F3: Randal J. Kirk controls each of R.J. Kirk DOT, Third Security, JPK 2008, LLC ("JPK 2008"), JPK 2009, LLC ("JPK 2009"), JPK 2012, LLC ("JPK 2012"), Kellie L. Banks (2009) Long Term Trust ("Kellie L. Banks LTT"), MGK 2008, LLC ("MGK 2008"), MGK 2009, LLC ("MGK 2009"), MGK 2011, LLC ("MGK 2011"), Third Security Senior Staff 2015 LLC ("Sr. Staff 2015"), Third Security Staff 2015 LLC ("Staff 2015"), ZSK 2008, LLC ("ZSK 2008"), ZSK 2009, LLC ("ZSK 2009"), and Kapital Joe, LLC ("Kapital Joe"). Shares held by these entities may be deemed to be beneficially owned (as defined under Rule 13d-3 promulgated under the Securities Exchange Act of 1934, as amended) by Mr. Kirk. Mr. Kirk disclaims beneficial ownership of such shares, except to the extent of any pecuniary interest therein.

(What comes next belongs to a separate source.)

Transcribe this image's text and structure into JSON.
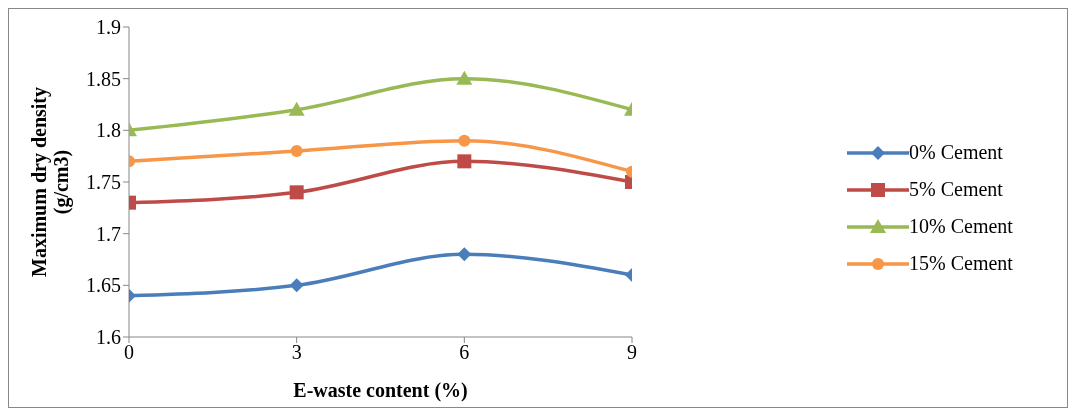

F4: Randal J. Kirk controls each of Third Security Capital Partners V, LLC ("TSCP V"), Third Security Staff 2001 LLC ("Staff 2001"), Lotus Capital (2000) Company Inc. ("Lotus"), Third Security Senior Staff 2006 LLC ("Senior Staff 2006"), and Third Security Staff 2006 LLC ("Staff 2006"), Third Security Incentive 2006 LLC ("Incentive 2006"), Mascara Kaboom, LLC ("Mascara Kaboom"), Third Security Senior Staff LLC ("Sr. Staff"), ADC 2010, LLC ("ADC 2010"), Third Security Senior Staff 2008 LLC ("Senior Staff 2008"), Third Security Staff 2010 LLC ("Staff 2010"), Third Security Incentive 2010 LLC ("Incentive 2010"), NRM VI Holdings I, LLC ("NRM VI Holdings") and NRM VII Holdings I, LLC ("NRM VII Holdings"). Shares held by these entities may be deemed to be beneficially owned (as defined under Rule 13d-3 promulgated under the Securities Exchange Act of 1934, as amended) by Mr. Kirk. Mr. Kirk disclaims beneficial ownership of such shares, except to the extent of any pecuniary interest therein.